Tetapi sekarang, dengan kabar bahwa tentara sedang berjuang sengit untuk merebut kembali ibukota, tampaknya semakin banyak pendukung tentara yang percaya bahwa RSF bisa dikalahkan.
“Ada ikatan antara tentara dan rakyat Sudan. Ini adalah prajurit dan rakyat kita yang ada di tentara,” kata Badawi, seorang aktivis di Omdurman, sebuah kota yang merupakan bagian dari wilayah Khartoum yang lebih luas.
Badawi menambahkan bahwa ada “kegembiraan” di antara orang-orang yang tinggal di bawah kekuasaan tentara di daerah di Omdurman dan bahwa orang melihat operasi terbaru ini sebagai “langkah penting” untuk memenangkan perang.
Hajooj Kuka, pejabat komunikasi eksternal untuk Khartoum State Emergency Response Rooms (ERRs), yang merupakan jaringan aktivis lokal yang memberikan bantuan penyelamatan bagi warga sipil di daerah yang dikuasai RSF dan tentara, memperingatkan bahwa masih terlalu dini untuk menentukan keseimbangan kekuatan di kota.
“Perasaan umum adalah bahwa mereka tidak akan mengambil alih Khartoum,” katanya kepada Al Jazeera. “Yang saya tahu hanyalah bahwa di daerah di mana anggota ERR kami berada, kendali tidak berubah banyak.
Berjuang untuk legitimitas?
Kepala tentara Sudan, Abdel Fattah al-Burhan, baru-baru ini berbicara di Majelis Umum PBB di New York sebagai otoritas de facto di negara itu, di mana dia mengatakan bahwa sejumlah negara sedang mengirim senjata dan persediaan ke RSF.

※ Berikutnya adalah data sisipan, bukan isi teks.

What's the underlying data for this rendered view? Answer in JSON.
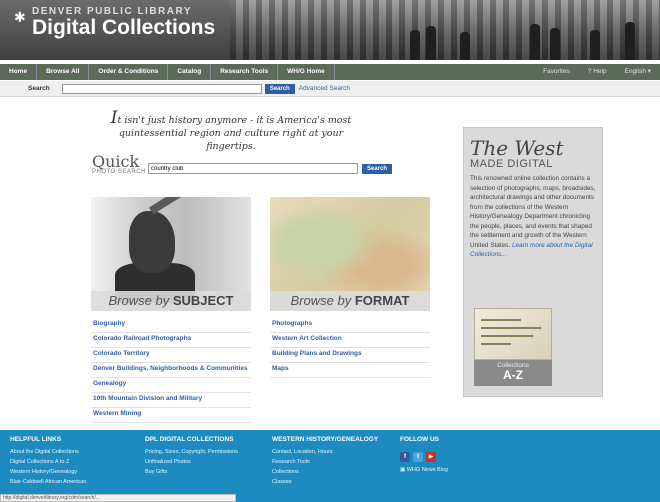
{
  "brand": {
    "top": "DENVER PUBLIC LIBRARY",
    "main": "Digital Collections"
  },
  "nav": {
    "items": [
      "Home",
      "Browse All",
      "Order & Conditions",
      "Catalog",
      "Research Tools",
      "WH/G Home"
    ],
    "right": [
      "Favorites",
      "? Help",
      "English ▾"
    ]
  },
  "search": {
    "label": "Search",
    "value": "",
    "button": "Search",
    "advanced": "Advanced Search"
  },
  "tagline": {
    "lead": "I",
    "rest": "t isn't just history anymore - ",
    "emph": "it is America's most quintessential region and culture right at your fingertips."
  },
  "quick": {
    "title": "Quick",
    "sub": "PHOTO SEARCH",
    "value": "country club",
    "button": "Search"
  },
  "browse_subject": {
    "caption_pre": "Browse by ",
    "caption_bold": "SUBJECT",
    "links": [
      "Biography",
      "Colorado Railroad Photographs",
      "Colorado Territory",
      "Denver Buildings, Neighborhoods & Communities",
      "Genealogy",
      "10th Mountain Division and Military",
      "Western Mining"
    ]
  },
  "browse_format": {
    "caption_pre": "Browse by ",
    "caption_bold": "FORMAT",
    "links": [
      "Photographs",
      "Western Art Collection",
      "Building Plans and Drawings",
      "Maps"
    ]
  },
  "sidebar": {
    "title_a": "The ",
    "title_b": "West",
    "subtitle": "MADE DIGITAL",
    "body": "This renowned online collection contains a selection of photographs, maps, broadsides, architectural drawings and other documents from the collections of the Western History/Genealogy Department chronicling the people, places, and events that shaped the settlement and growth of the Western United States.",
    "more": "Learn more about the Digital Collections...",
    "az_small": "Collections",
    "az_big": "A-Z"
  },
  "footer": {
    "helpful": {
      "title": "HELPFUL LINKS",
      "links": [
        "About the Digital Collections",
        "Digital Collections A to Z",
        "Western History/Genealogy",
        "Blair-Caldwell African American"
      ]
    },
    "dpl": {
      "title": "DPL DIGITAL COLLECTIONS",
      "links": [
        "Pricing, Sizes, Copyright, Permissions",
        "Unfinalized Photos",
        "Buy Gifts"
      ]
    },
    "western": {
      "title": "WESTERN HISTORY/GENEALOGY",
      "links": [
        "Contact, Location, Hours",
        "Research Tools",
        "Collections",
        "Classes"
      ]
    },
    "follow": {
      "title": "FOLLOW US",
      "news": "WHG News Blog"
    }
  },
  "status": "http://digital.denverlibrary.org/cdm/search/..."
}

Dia juga mengatakan bahwa tentara terbuka untuk “damai” setelah RSF mengakhiri pendudukannya. Mengambil kembali Khartoum bisa menjadi langkah besar menuju tujuan itu, serta menjadi sinyal kepada masyarakat global bahwa tentara sedang secara bertahap mendapatkan kembali kontrol atas Sudan.

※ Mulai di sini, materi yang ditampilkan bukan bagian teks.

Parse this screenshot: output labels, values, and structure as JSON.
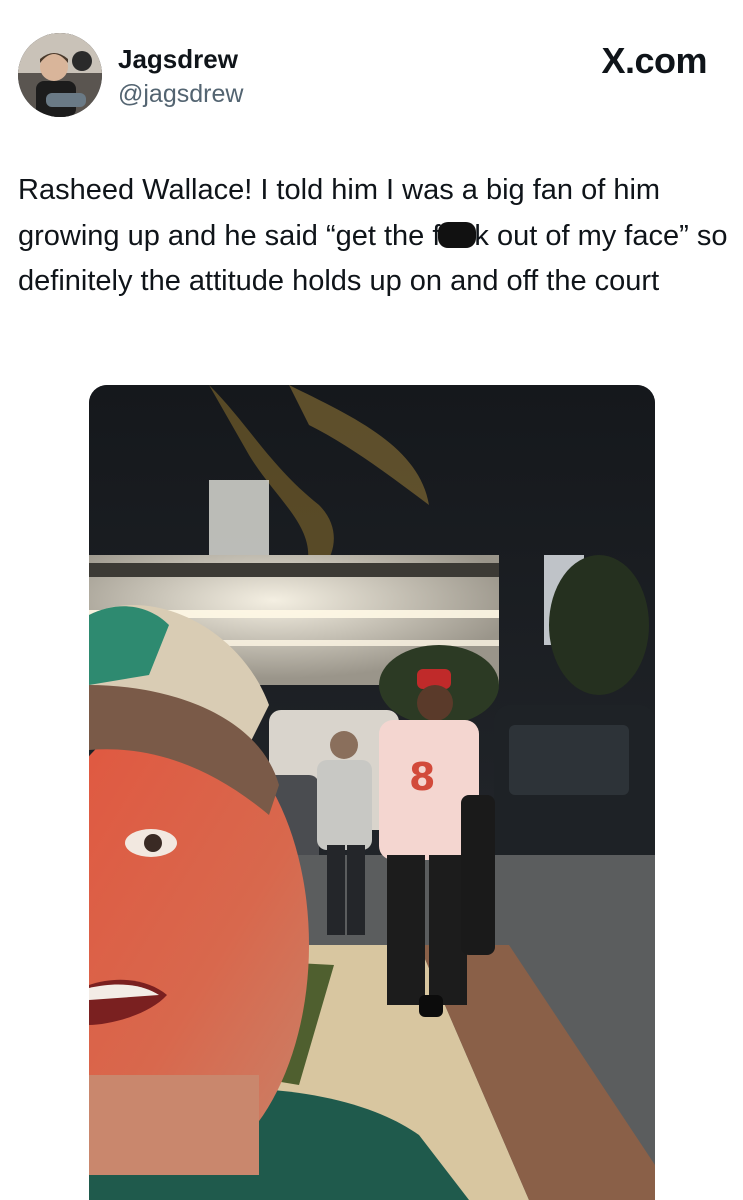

“Serangan untuk merebut kembali ibukota telah dimulai oleh tentara. Ini bersamaan dengan pidato Burhan kepada PBB hari ini. Terasa seperti pendekatan terkoordinasi untuk menandakan siapa otoritas sebenarnya di Sudan,” cuit Cameron Hudson, seorang ahli Sudan untuk Centre for Strategic and International Studies, sebuah lembaga pemikir di Washington, DC.
Augreis, aktivis hak asasi manusia, mengatakan bahwa banyak rekan sejawatnya acuh tak acuh tentang siapa yang pada akhirnya mengendalikan Khartoum, dan merujuk pada tudingan bahwa tentara juga telah melakukan pelanggaran hak asasi manusia, seperti menindas relawan bantuan dan aktivis.
“Kebanyakan aktivis netral,” katanya. “Kami tahu baik RSF maupun tentara tidak akan membawa kebaikan untuk kami.”